12月18日の記者会見で、中間貯蔵施設の共同利用案について語る関西電力の森本孝社長=東京都千代田区

 原発の使用済み核燃料の中間貯蔵施設を巡り、関西電力が12月21日で調整していた森本孝社長と福井県の杉本達治知事の面談は見送られた。青森県むつ市の施設を電力各社で共同利用する案を福井県に提示する方針だったが、反発する青森の地元理解を最優先して交渉を進める電気事業連合会(電事連)の動向などを考慮したとみられる。関電が県に約束した県外候補地の年内提示の期限が目前に迫る中、日程の再調整を急いでいる。

 電事連は18日、東京電力と日本原電の専用に建設されたむつ市の中間貯蔵施設の共同利用案を、青森県と同市に説明した。森本社長は同日、「高い関心があり、積極的に参画したい」と会見で述べ、県に近く報告する考えも示した。
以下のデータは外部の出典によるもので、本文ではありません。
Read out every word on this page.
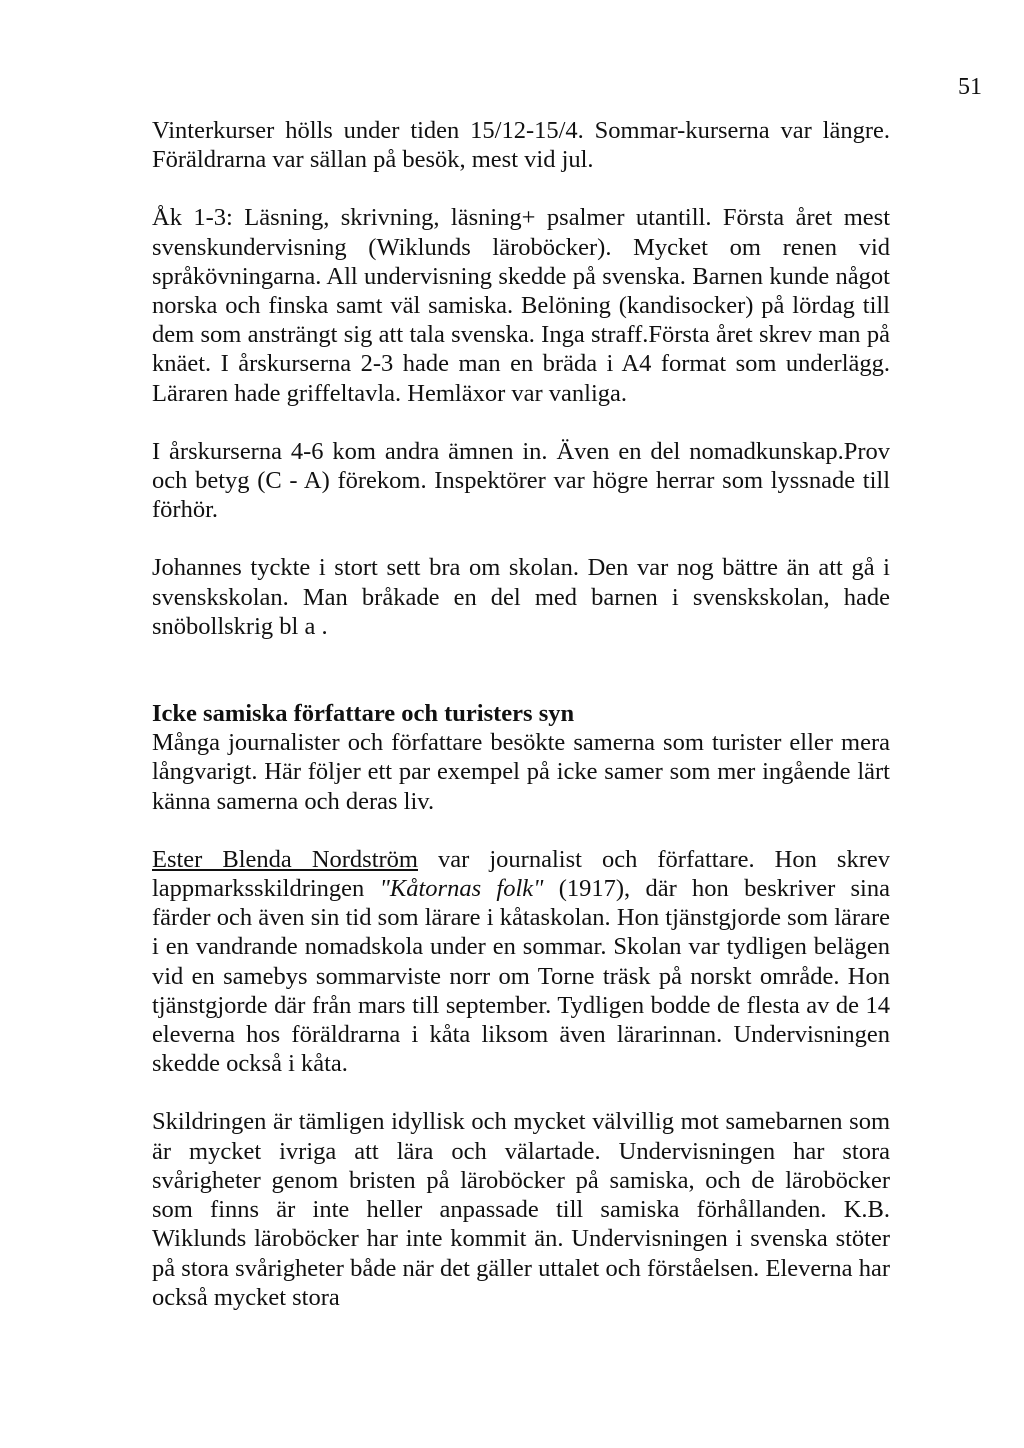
51

Vinterkurser hölls under tiden 15/12-15/4. Sommar-kurserna var längre. Föräldrarna var sällan på besök, mest vid jul.

Åk 1-3: Läsning, skrivning, läsning+ psalmer utantill. Första året mest svenskundervisning (Wiklunds läroböcker). Mycket om renen vid språkövningarna. All undervisning skedde på svenska. Barnen kunde något norska och finska samt väl samiska. Belöning (kandisocker) på lördag till dem som ansträngt sig att tala svenska. Inga straff.Första året skrev man på knäet. I årskurserna 2-3 hade man en bräda i A4 format som underlägg. Läraren hade griffeltavla. Hemläxor var vanliga.

I årskurserna 4-6 kom andra ämnen in. Även en del nomadkunskap.Prov och betyg (C - A) förekom. Inspektörer var högre herrar som lyssnade till förhör.

Johannes tyckte i stort sett bra om skolan. Den var nog bättre än att gå i svenskskolan. Man bråkade en del med barnen i svenskskolan, hade snöbollskrig bl a .

Icke samiska författare och turisters syn

Många journalister och författare besökte samerna som turister eller mera långvarigt. Här följer ett par exempel på icke samer som mer ingående lärt känna samerna och deras liv.

Ester Blenda Nordström var journalist och författare. Hon skrev lappmarksskildringen "Kåtornas folk" (1917), där hon beskriver sina färder och även sin tid som lärare i kåtaskolan. Hon tjänstgjorde som lärare i en vandrande nomadskola under en sommar. Skolan var tydligen belägen vid en samebys sommarviste norr om Torne träsk på norskt område. Hon tjänstgjorde där från mars till september. Tydligen bodde de flesta av de 14 eleverna hos föräldrarna i kåta liksom även lärarinnan. Undervisningen skedde också i kåta.

Skildringen är tämligen idyllisk och mycket välvillig mot samebarnen som är mycket ivriga att lära och välartade. Undervisningen har stora svårigheter genom bristen på läroböcker på samiska, och de läroböcker som finns är inte heller anpassade till samiska förhållanden. K.B. Wiklunds läroböcker har inte kommit än. Undervisningen i svenska stöter på stora svårigheter både när det gäller uttalet och förståelsen. Eleverna har också mycket stora
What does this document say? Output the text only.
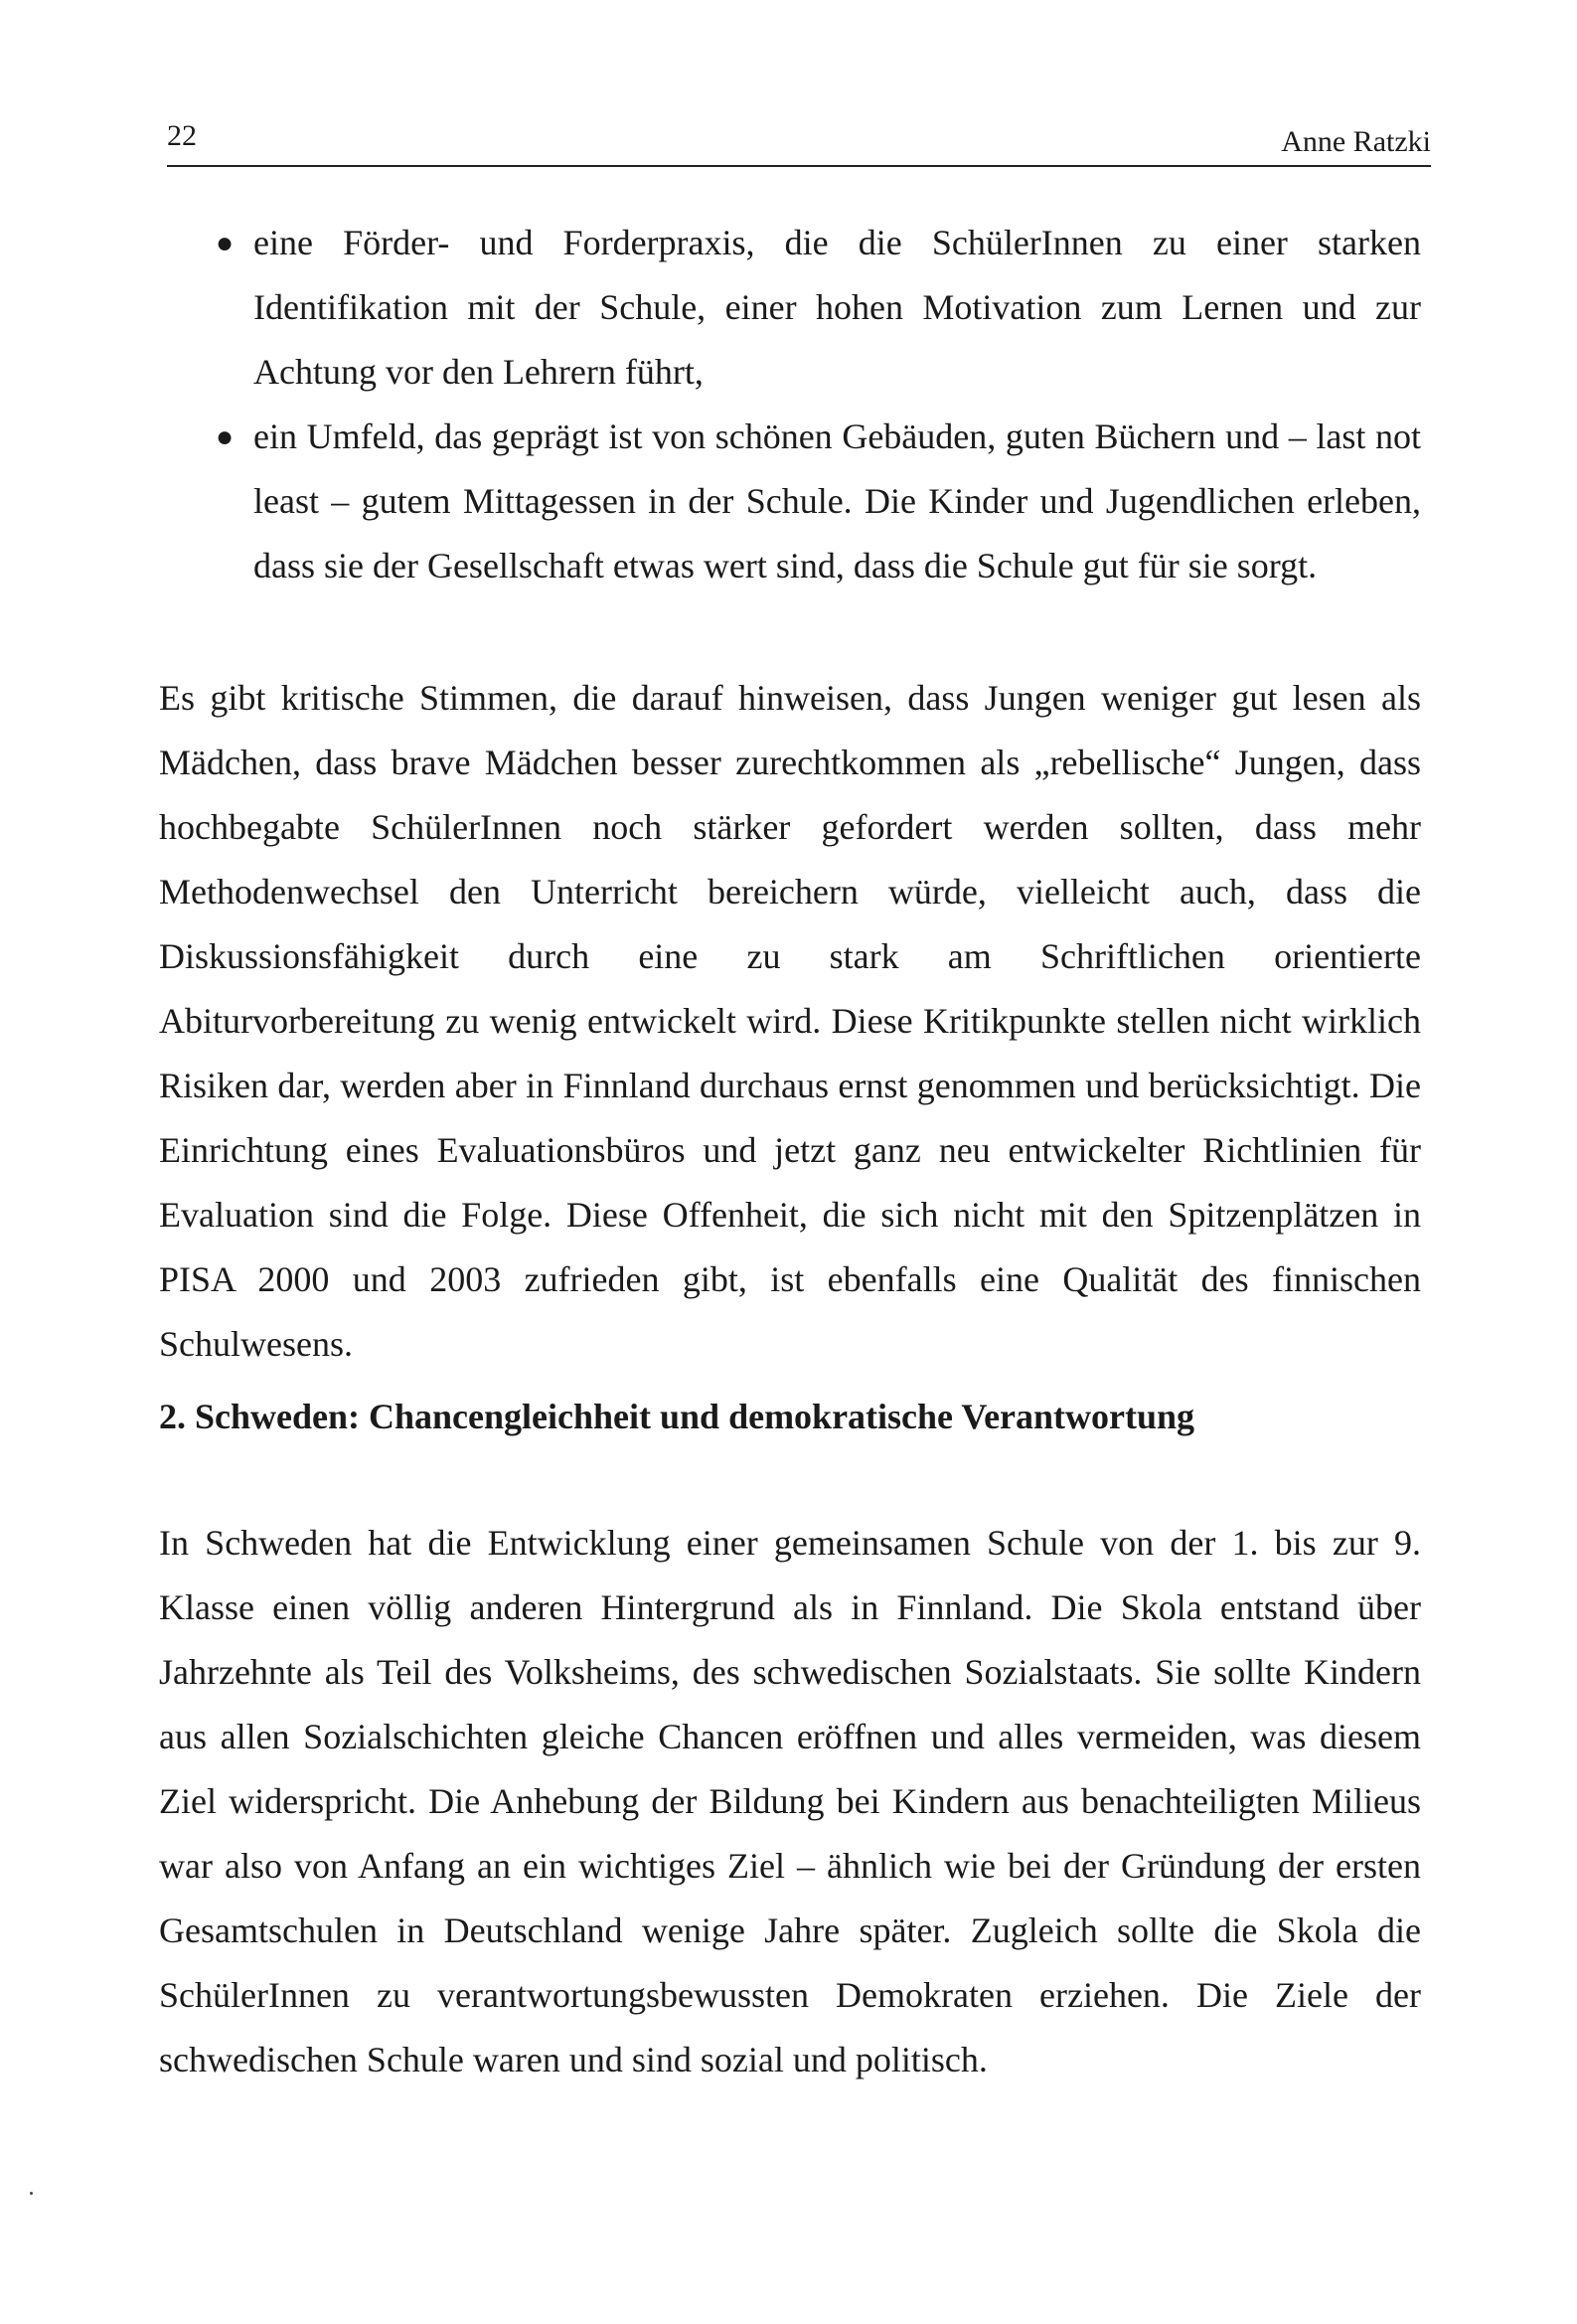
22	Anne Ratzki
● eine Förder- und Forderpraxis, die die SchülerInnen zu einer starken Identifikation mit der Schule, einer hohen Motivation zum Lernen und zur Achtung vor den Lehrern führt,
● ein Umfeld, das geprägt ist von schönen Gebäuden, guten Büchern und – last not least – gutem Mittagessen in der Schule. Die Kinder und Jugendlichen erleben, dass sie der Gesellschaft etwas wert sind, dass die Schule gut für sie sorgt.

Es gibt kritische Stimmen, die darauf hinweisen, dass Jungen weniger gut lesen als Mädchen, dass brave Mädchen besser zurechtkommen als „rebellische“ Jungen, dass hochbegabte SchülerInnen noch stärker gefordert werden sollten, dass mehr Methodenwechsel den Unterricht bereichern würde, vielleicht auch, dass die Diskussionsfähigkeit durch eine zu stark am Schriftlichen orientierte Abiturvorbereitung zu wenig entwickelt wird. Diese Kritikpunkte stellen nicht wirklich Risiken dar, werden aber in Finnland durchaus ernst genommen und berücksichtigt. Die Einrichtung eines Evaluationsbüros und jetzt ganz neu entwickelter Richtlinien für Evaluation sind die Folge. Diese Offenheit, die sich nicht mit den Spitzenplätzen in PISA 2000 und 2003 zufrieden gibt, ist ebenfalls eine Qualität des finnischen Schulwesens.

2. Schweden: Chancengleichheit und demokratische Verantwortung

In Schweden hat die Entwicklung einer gemeinsamen Schule von der 1. bis zur 9. Klasse einen völlig anderen Hintergrund als in Finnland. Die Skola entstand über Jahrzehnte als Teil des Volksheims, des schwedischen Sozialstaats. Sie sollte Kindern aus allen Sozialschichten gleiche Chancen eröffnen und alles vermeiden, was diesem Ziel widerspricht. Die Anhebung der Bildung bei Kindern aus benachteiligten Milieus war also von Anfang an ein wichtiges Ziel – ähnlich wie bei der Gründung der ersten Gesamtschulen in Deutschland wenige Jahre später. Zugleich sollte die Skola die SchülerInnen zu verantwortungsbewussten Demokraten erziehen. Die Ziele der schwedischen Schule waren und sind sozial und politisch.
杉本知事も同じ日にあった県議会の答弁で、関電から報告を受ける場を「来週にも設けたい」と明言。19日にあった会合の来賓あいさつでは「来週早々にも関電から話を聞かせていただく」と発言していた。

 18日に電事連から説明を受けた際に、宮下宗一郎むつ市長は「むつ市は核のごみ捨て場ではない。全国の燃料を引き受ける必然性はない」と強く反発。三村申吾知事も「全くの新しい話で、聞き置くだけにする」と突き放し、十分な地元理解を得られなかった。

 電事連は「理解いただけるまで(地元に)説明する」(池辺和弘会長=九州電力社長)としており、関電はこの状況で共同利用案を福井県に説明すれば、さらなる青森県の反発を招きかねないと懸念したとみられ、19日から20日にかけて福井県との面談をいったん見送ることを決めたようだ。関電は年内の面談を目指すが、現時点で見通しは立っていない。

 むつ市の中間貯蔵施設を巡っては2018年、関電が施設の運営会社に出資する方向で最終調整したものの、宮下市長が拒否した経緯がある。今回は電力大手でつくる電事連が動き、核燃料サイクル政策を進めたい政府も「地元の理解を得られるよう、主体的に取り組んでいく」(梶山弘志経済産業相)との姿勢だ。

 ある電力関係者は「既定路線のように話が進むことに対する青森の反発を心配する国や電事連が、21日で調整していた関電社長と知事の面談にいったんストップを掛けた可能性もある」と話した。